Der deutsche Arbeitsmarkt steht vor einer Herausforderung kolossalen Ausmaßes, die vor allem das Gesundheitswesen in den Fokus rückt. Aktuelle Analysen des Kompetenzzentrums Fachkräftesicherung (Kofa) am Institut der deutschen Wirtschaft (IW) zeigen, dass die gesundheitlichen Dienstleistungen im Jahresdurchschnitt 2023/2024 mit einem dramatischen Mangel von etwa 47.400 qualifizierten Fachkräften konfrontiert sind. Besonders physische Engpässe ergeben sich durch die knapp 11.600 offenen Stellen für Physiotherapeutinnen und Physiotherapeuten, gefolgt von 7.350 unbesetzten Posten zahnmedizinischer Fachangestellter sowie 7.100 Vakanzen in der Gesundheits- und Krankenpflege.
Interessanterweise ist dies keine neuartige Entwicklung: Bereits in den Vorjahren führte der Gesundheitssektor die Liste der Branchen mit den gravierendsten Engpässen an. Die alternde Bevölkerung Deutschlands intensiviert das Problem zusätzlich, indem der Bedarf an Gesundheitsdienstleistungen stetig zunimmt, was wiederum den Druck auf das bestehende Personal verstärkt.

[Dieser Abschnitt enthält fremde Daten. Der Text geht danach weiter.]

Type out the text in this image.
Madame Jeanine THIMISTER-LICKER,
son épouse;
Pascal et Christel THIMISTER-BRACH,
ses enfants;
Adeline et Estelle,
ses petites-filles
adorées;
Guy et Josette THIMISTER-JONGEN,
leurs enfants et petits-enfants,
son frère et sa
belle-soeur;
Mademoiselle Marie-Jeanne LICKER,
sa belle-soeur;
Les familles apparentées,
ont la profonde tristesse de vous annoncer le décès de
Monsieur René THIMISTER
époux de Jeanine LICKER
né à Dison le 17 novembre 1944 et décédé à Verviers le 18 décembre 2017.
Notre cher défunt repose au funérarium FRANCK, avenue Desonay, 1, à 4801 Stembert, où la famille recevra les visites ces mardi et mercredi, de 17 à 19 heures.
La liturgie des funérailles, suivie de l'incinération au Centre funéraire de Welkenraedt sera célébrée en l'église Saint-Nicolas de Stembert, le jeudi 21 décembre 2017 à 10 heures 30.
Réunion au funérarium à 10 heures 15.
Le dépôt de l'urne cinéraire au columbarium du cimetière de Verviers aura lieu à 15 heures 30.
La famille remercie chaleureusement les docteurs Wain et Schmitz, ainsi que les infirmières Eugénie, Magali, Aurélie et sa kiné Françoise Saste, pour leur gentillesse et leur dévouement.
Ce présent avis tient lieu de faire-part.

Ein zweites Sorgenkind in der Fachkräftelandschaft ist das Baugewerbe, insbesondere in vorbereitenden Baustellenarbeiten sowie der Bauinstallation. Hier bleiben ungefähr 42.000 Stellen unbesetzt, mit einer besonders hohen Nachfrage in der Bauelektrik und der Sanitär-, Heizungs- und Klimatechnik. Interessanterweise trägt der Mangel in diesen Branchen zur Verzögerung im Wohnungsbau bei, einem ohnehin temporeichen Sektor.
In der öffentlichen Verwaltung sowie dem Sozialversicherungsbereich fehlt es ebenfalls an qualifiziertem Personal; mit insgesamt 41.250 offenen Positionen schlägt dieser Bereich auf Rang drei in der Mangelliste zu Buche. Hinzu kommen Lücken im Einzelhandel und dem allgemeinen Sozialwesen, die den dringenden Bedarf an Personal verdeutlichen.
Experten von Kofa, wie Philipp Herzer, warnen vor den potenziellen Kaskadeneffekten des Mangels im Sozial- und Gesundheitswesen auf andere Berufsfelder. Insbesondere, wenn essentielle Dienstleistungen der Daseinsfürsorge, etwa in Kitas und Pflegeheimen, unbeantwortet bleiben müssen, sehen sich viele Familien gezwungen, beruflich kürzer zu treten, was die Fachkräftedefizite an anderer Stelle verstärken könnte.
Immerhin bleibt ein Hoffnungsschimmer am Horizont erkennbar: Der allgemeine Fachkräftemangel hat sich zwischen Juli 2023 und Juni 2024 leicht um 13 Prozent auf etwa 532.000 unbesetzte Positionen verringert. Dennoch beweist die Studie eindrucksvoll, dass die deutschen Fachkräftelücken historisch betrachtet, weiterhin auf einem „sehr hohen Niveau“ verharren und intensive strukturelle Maßnahmen notwendig machen.